Over the last twenty years there has been concern about the ‘digital divide’ and associated inequalities in access to opportunities, knowledge, goods and services. People who do not engage effectively with the digital world are at risk of exclusion, both socially and economically. Digital engagement is about: (1) access to computers, smartphones and an internet connection; (2) digital skills to use such devices; and (3) how people deploy those skills in a positive and effective way.
As the number of non-users of the internet has declined over time concerns over access have diminished. In the West Midlands 22 per cent of adults were defined by the Office for National Statistics in 2012 as non-internet users. This proportion had declined to 11 per cent in 2018. Yet as access to digital devices has becomes ever more integrated into everyday living these people remain at risk of exclusion.

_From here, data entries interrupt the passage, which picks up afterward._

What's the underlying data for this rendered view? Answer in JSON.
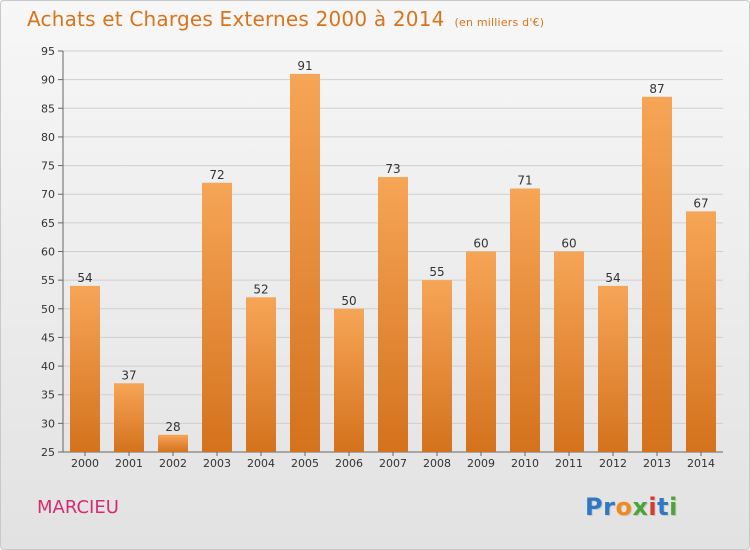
{
  "header": {
    "title": "Achats et Charges Externes 2000 à 2014",
    "unit": "(en milliers d'€)"
  },
  "footer": {
    "commune": "MARCIEU",
    "logo_letters": [
      {
        "ch": "P",
        "color": "#2f78c4"
      },
      {
        "ch": "r",
        "color": "#2f78c4"
      },
      {
        "ch": "o",
        "color": "#f08a1c"
      },
      {
        "ch": "x",
        "color": "#4aa53a"
      },
      {
        "ch": "i",
        "color": "#d83a2c"
      },
      {
        "ch": "t",
        "color": "#2f78c4"
      },
      {
        "ch": "i",
        "color": "#4aa53a"
      }
    ]
  },
  "colors": {
    "bar_top": "#f6a556",
    "bar_bottom": "#d4721d",
    "accent": "#d9741c",
    "grid": "#cfcfcf",
    "axis_text": "#333333"
  },
  "chart_data": {
    "type": "bar",
    "title": "Achats et Charges Externes 2000 à 2014",
    "subtitle": "(en milliers d'€)",
    "xlabel": "",
    "ylabel": "",
    "ylim": [
      25,
      95
    ],
    "yticks": [
      25,
      30,
      35,
      40,
      45,
      50,
      55,
      60,
      65,
      70,
      75,
      80,
      85,
      90,
      95
    ],
    "grid": true,
    "categories": [
      "2000",
      "2001",
      "2002",
      "2003",
      "2004",
      "2005",
      "2006",
      "2007",
      "2008",
      "2009",
      "2010",
      "2011",
      "2012",
      "2013",
      "2014"
    ],
    "values": [
      54,
      37,
      28,
      72,
      52,
      91,
      50,
      73,
      55,
      60,
      71,
      60,
      54,
      87,
      67
    ]
  }
}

There is increasing policy interest in ensuring that the population is equipped with at least basic digital skills. These comprise managing information (e.g. using a website to search for information), communicating (e.g. sending a message via email), transacting online (e.g. buying services from a website), problem solving (e.g. verifying sources of information online or solving a problem with a device or digital service using online help), and creating content (e.g. completing an online application form). Importantly these skills are not only concerned with technical aspects of using devices, but also about filtering, using and generating information. Acquisition of basic digital skills people can provide a gateway to benefits (in an era of ‘digital by default’ services), e-learning, careers information, job vacancies, employment and higher earnings. Recent research shows that overall roles requiring digital skills pay 29 per cent more than roles that do not, with the differential being greatest at higher skill levels. This earnings differential is indicative of digital skills being one of three key skills contributing most to skills gaps in the UK according to the 2017 Employer Skills Survey, at a time when digital skills are increasing only slowly. In the West Midlands, the proportion of the population with the five basic digital skills in 2018 was 76 per cent compared with the UK average of 79 per cent.
Beyond this threshold level of basic digital skills the Industrial Strategy identified Artificial Intelligence (AI) and data. They are transforming business models across many sectors and are also seen as new industries in their own right. As a result there are likely to be job losses in occupations where digital skills are used to undertake routine tasks. Conversely there is a projected increase in occupations where digital skills are used creatively, to foster innovation and raise productivity and to solve problems.
Business surveys highlight the ever increasing speed of technological change. This means digital skills requirements will change over time, making it difficult to make a clear distinction between essential and specialised digital skills, especially as the latter may be context-specific. It also highlights the importance of ongoing reskilling, which will increasingly involve e-learning – in turn requiring possession of a threshold of digital skills. In the West Midlands the Digital Skills Partnership, bringing together tech firms, businesses, universities, colleges and training providers is working to improve local people’s skills and qualifications.
Overall, the picture is one of firms in many sectors facing difficulties in recruiting people with digital, analytical and programming skills, especially in combination with a range of other skills: it is not digital skills in isolation that are important, but the way the way that they are an integral component of a broader skills mix. Evidence suggests that a mix of digital skills in combination with managerial and leadership skills will be increasingly important. This in turn has implications for innovation, which is intertwined with a growing need for digital skills. In some instances recruitment difficulties are due to national skill shortages. Retention is an issue too. Research with firms in the Professional and Business Services sector in Birmingham highlights difficulties in retaining sought-after skills, with poaching from inside and outside the sector. This reflects the mobility of ‘top talent’ across sectors and underscores the importance of the ‘total employment offer’ and quality of life in Birmingham in attracting and retaining such workers.